Initially, the court attorney referee did not exceed her jurisdiction by determining these matters as, contrary to Moran's contention, the record demonstrates that, on December 22, 2020, both parties stipulated, in the manner prescribed by CPLR 2104, to have these matters heard and determined by a court attorney referee (see Auriemmo v Auriemmo, 87 AD3d 1090, 1092 [2011]). Further, the parties did not object to the court attorney referee who heard and determined the matter (see CPLR 4312 [2]).

"In a family offense proceeding, the petitioner has the burden of establishing the offense by a fair preponderance of the evidence" (Matter of Arias v Castellanos, 191 AD3d 976, 976 [2021]; see Family Ct Act § 832). "The determination of whether a family offense was committed is a factual issue to be resolved by the Family Court, and its determinations regarding the credibility of witnesses are entitled to great weight on appeal, such that they will not be disturbed unless clearly [*2]unsupported by the record" (Matter of Gjelaj v Gjelaj, 168 AD3d 937, 938 [2019]; see Matter of Arias v Castellanos, 191 AD3d at 976-977).

Here, the court attorney referee was presented with conflicting testimony from the parties as to whether Lane had committed family offenses.
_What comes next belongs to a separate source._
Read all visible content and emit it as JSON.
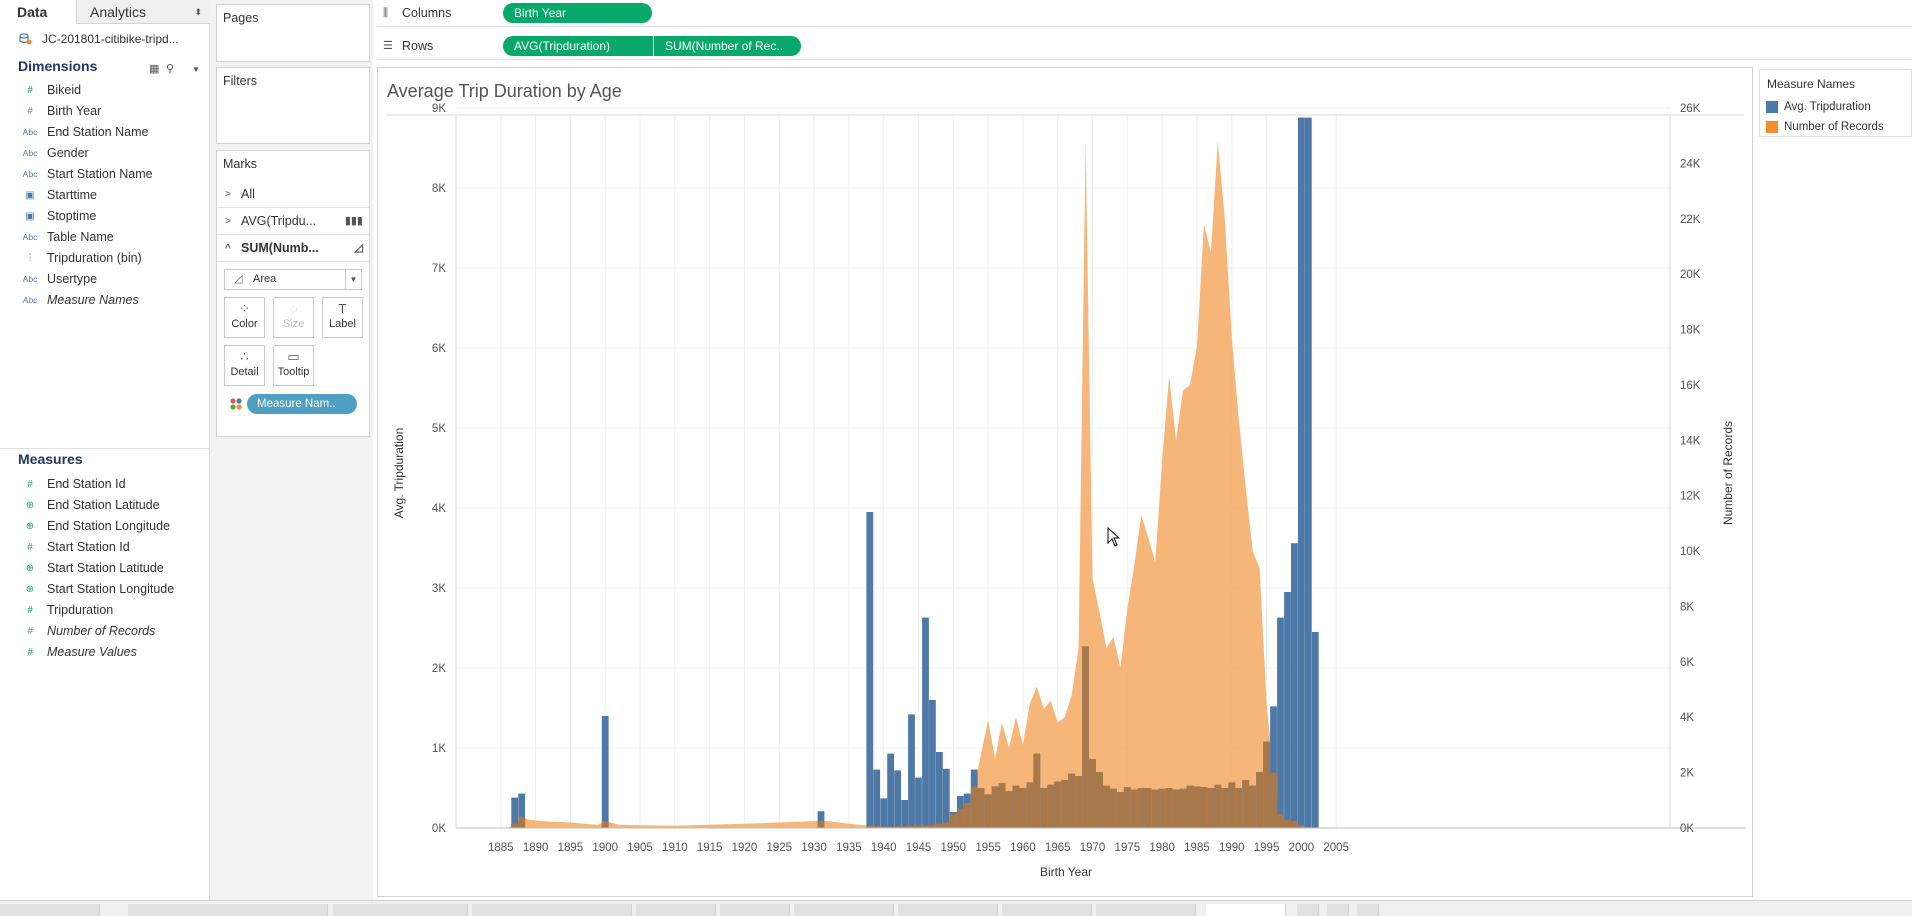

The determination that Moran failed to establish a family offense was based on credibility assessments and is supported by the record (see Matter of Arias v Castellanos, 191 AD3d at 977; Matter of Johnson v Rivers, 165 AD3d 931, 932 [2018]).

Accordingly, we affirm the order insofar as appealed from. Dillon, J.P., Iannacci, Miller and Taylor, JJ., concur.